Compute the partial derivative $\frac{\partial{f}}{\partial{y}}$

x = DualNumber(4, 0)
y = DualNumber(7, 1)

res = f(x, y)

f_val = res.primal # f evaluted at (x,y)=(4,7)
df_y = res.tangent # df/dy at (x,y)=(4,7)

Compute the directionnal derivative $\nabla_{a}f$ for $a=(0.5,3)$

x = DualNumber(4, 0.5)
y = DualNumber(7, 3)

res = f(x, y)

f_val = res.primal # f evaluted at (x,y)=(4,7)
dir_derivative = res.tangent # directionnal derivative at (x,y)=(4,7) in direction a=(0.5,3)

See more examples here

Backward mode

Import packages :

from ComputationLib.Vector import Vector
from MathLib.Functions import sin, log, tan, exp, cos

Define a function :

def f(x, y):
    return sin(x)*y + 7*(x*x)

Define variables $x=7$, $y=7$

x = Vector(4, requires_grad=True)
y = Vector(7, requires_grad=True)

res = f(x, y)

res.backward()

Get the partial derivatives

dx = x.grad
dy = y.grad

You can also display the computation graph :

from ComputationLib.ComputationGraph import ComputationGraphProcessor

cgp = ComputationGraphProcessor(res, human_readable=True)
cgp.draw(display_nodes_value=True)

computation_graph_f

Self reflective operations (i.e $x^2=x \times x$, $\frac{x}{x}$, $x+x$, $x-x$, ...) are represented as a single edge in the graph.

You can set the label option when declaring new Vector to render the variable name during the graph drawing (i.e: x = Vector(14.23, requires_grad=True, label="x")).

See more examples here

Custom functions

You can define your own functions as follows :

import math
from DualNumber import DualNumber
from MathLib.FunctionWrapper import Function

class MyCos(Function) :
    def __init__(self):
        super().__init__() # needed
    
    def compute(self, input_value):
        if type(input_value) is DualNumber:
            return DualNumber(math.cos(input_value.primal), - input_value.tangent*math.sin(input_value.primal))

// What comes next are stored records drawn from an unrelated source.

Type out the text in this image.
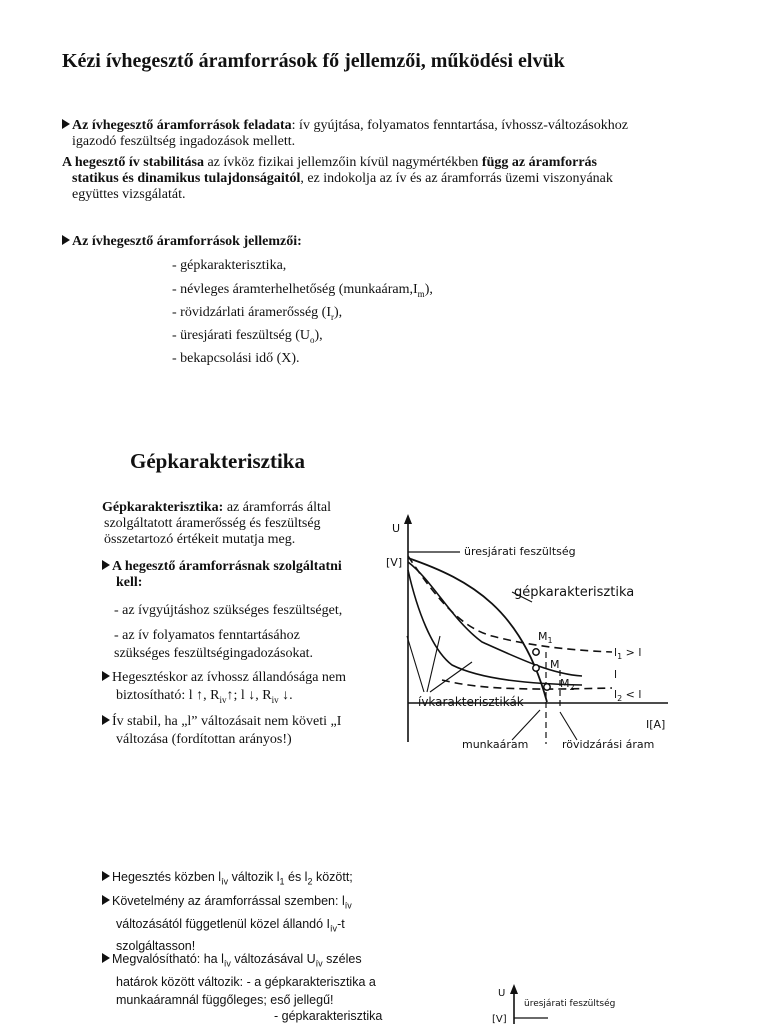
Kézi ívhegesztő áramforrások fő jellemzői, működési elvük
Az ívhegesztő áramforrások feladata: ív gyújtása, folyamatos fenntartása, ívhossz-változásokhoz
igazodó feszültség ingadozások mellett.
A hegesztő ív stabilitása az ívköz fizikai jellemzőin kívül nagymértékben függ az áramforrás
statikus és dinamikus tulajdonságaitól, ez indokolja az ív és az áramforrás üzemi viszonyának
együttes vizsgálatát.
Az ívhegesztő áramforrások jellemzői:
- gépkarakterisztika,
- névleges áramterhelhetőség $(munkaáram,I_m)$,
- rövidzárlati áramerősség $(I_r)$,
- üresjárati feszültség $(U_o)$,
- bekapcsolási idő (X).
Gépkarakterisztika
Gépkarakterisztika: az áramforrás által
szolgáltatott áramerősség és feszültség
összetartozó értékeit mutatja meg.
A hegesztő áramforrásnak szolgáltatni
kell:
- az ívgyújtáshoz szükséges feszültséget,
- az ív folyamatos fenntartásához
szükséges feszültségingadozásokat.
Hegesztéskor az ívhossz állandósága nem
biztosítható: l ↑, $R_{iv}↑$; l ↓, $R_{iv}$ ↓.
Ív stabil, ha „l” változásait nem követi „I
változása (fordítottan arányos!)
U
[V]
üresjárati feszültség
gépkarakterisztika
ívkarakterisztikák
I[A]
munkaáram	rövidzárási áram
$M_1$
M
$M_2$
$l_1 > l$
l
$l_2 < l$
Hegesztés közben $l_{ív}$ változik $l_1$ és $l_2$ között;
Követelmény az áramforrással szemben: $l_{ív}$
változásától függetlenül közel állandó $I_{ív}-t$
szolgáltasson!
Megvalósítható: ha $l_{ív}$ változásával $U_{ív}$ széles
határok között változik: - a gépkarakterisztika a
munkaáramnál függőleges; eső jellegű!
- gépkarakterisztika
U
[V]
üresjárati feszültség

        return math.cos(input_value)
    
    def derivative(self, input_value):
        return -math.sin(input_value)

mycos = MyCos().apply()

Then :

mycos(4)

The compute method is used for the forward mode and for computing the value of the function when evaluating it. The derivative is used for the backward mode.

Extending the lib

Scalar field functions

The lib currently accepts only scalar functions, but by using numpy instead of math lib for each function we can now evaluate scalar field functions :

import numpy as np
from DualNumber import DualNumber
from MathLib.FunctionWrapper import Function

class NumpyCos(Function) :
    def __init__(self):
        super().__init__() # needed
    
    def compute(self, input_value):
        if type(input_value) is DualNumber:
            return DualNumber(np.cos(input_value.primal), - input_value.tangent*np.sin(input_value.primal))

        return np.cos(input_value)
    
    def derivative(self, input_value):
        return -np.sin(input_value)

cos = NumpyCos().apply()

See more examples here

Jacobian

The Jacobian of a function $f: (a_1, a_2, ..., a_n) \mapsto (f_1(a_1, ..., a_n), ..., f_m(a_1, ..., a_n))$ from $R^n$ to $R^m$ is not natively implemented but can be computed on each $f_i$ one by one :

def computeJacobianBackward(inputs, func_res):
    number_inputs = len(inputs)
    number_outputs = len(func_res)

    jacobian = np.zeros((number_inputs, number_outputs))

    for index, fi in enumerate(func_res):
        fi.backward()

        for a_index, a in enumerate(inputs):
            jacobian[index][a_index] = a.grad
    
    return jacobian

See more examples here

Installation

cd app
pip install -r requirements.txt

Limitations

Thread safe

Thread safe can be implemented by hardening the access to the computation graph for each vector and probably the uuid generation for vector id. But it's not really the purpose of that lib.